Circular RNAs (circRNAs) have been identified to involve in the pathophysiology of osteoarthritis (OA). Herein, this study aimed to investigate the role and mechanisms underlying circ_0008956 in the process of OA. The expression of circ_0008956 and microRNA (miR)-149-5p and Nicotinamide phosphoribosyl transferase 1 (NAMPT) was detected using quantitative real-time polymerase chain reaction and Western blot assays. Cell viability, apoptosis, cell cycle and extracellular matrix (ECM) degradation were analyzed using cell counting kit-8, flow cytometry, and Western blot assays, respectively. The binding interaction between miR-149-5p and circ_0008956 or NAMPT was confirmed using dual-luciferase reporter assay. Circ_0008956 was highly expressed in OA cartilage tissues and interleukin (IL)-1ß mediated chondrocytes. Knockdown of circ_0008956 promoted cell viability, cell cycle, suppressed cell apoptosis, and increased type II collagen and aggracan expression in IL-1ß-treated chondrocytes. MiR-149-5p was verified to be a target of circ_0008956, inhibition of miR-149-5p reversed the protective effects of circ_0008956 knockdown on IL-1ß-stimulated chondrocytes.
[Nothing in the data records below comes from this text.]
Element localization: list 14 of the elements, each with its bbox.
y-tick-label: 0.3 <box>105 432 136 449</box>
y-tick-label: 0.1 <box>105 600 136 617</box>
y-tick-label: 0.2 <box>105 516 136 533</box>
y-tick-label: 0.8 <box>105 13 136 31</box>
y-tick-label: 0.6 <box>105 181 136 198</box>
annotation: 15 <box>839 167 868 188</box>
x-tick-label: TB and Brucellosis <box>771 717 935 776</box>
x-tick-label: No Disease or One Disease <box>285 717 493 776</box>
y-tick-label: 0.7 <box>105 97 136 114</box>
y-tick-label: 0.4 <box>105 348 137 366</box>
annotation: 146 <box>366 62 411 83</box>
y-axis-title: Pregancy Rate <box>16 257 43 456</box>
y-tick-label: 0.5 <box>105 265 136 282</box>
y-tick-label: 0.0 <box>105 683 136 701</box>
NAMPT was a target of miR-149-5p, miR-149-5p attenuated IL-1ß-induced growth arrest and ECM degradation in chondrocytes, which was abolished by NAMPT overexpression. Importantly, circ_0008956 served as a sponge for miR-149-5p to up-regulate NAMPT expression in chondrocytes. Circ_0008956 contributed to IL-1ß-induced growth arrest and ECM degradation in chondrocytes via miR-149-5p/NAMPT axis, suggesting a new insight into the pathogenesis of OA and a promising therapeutic target for OA treatment.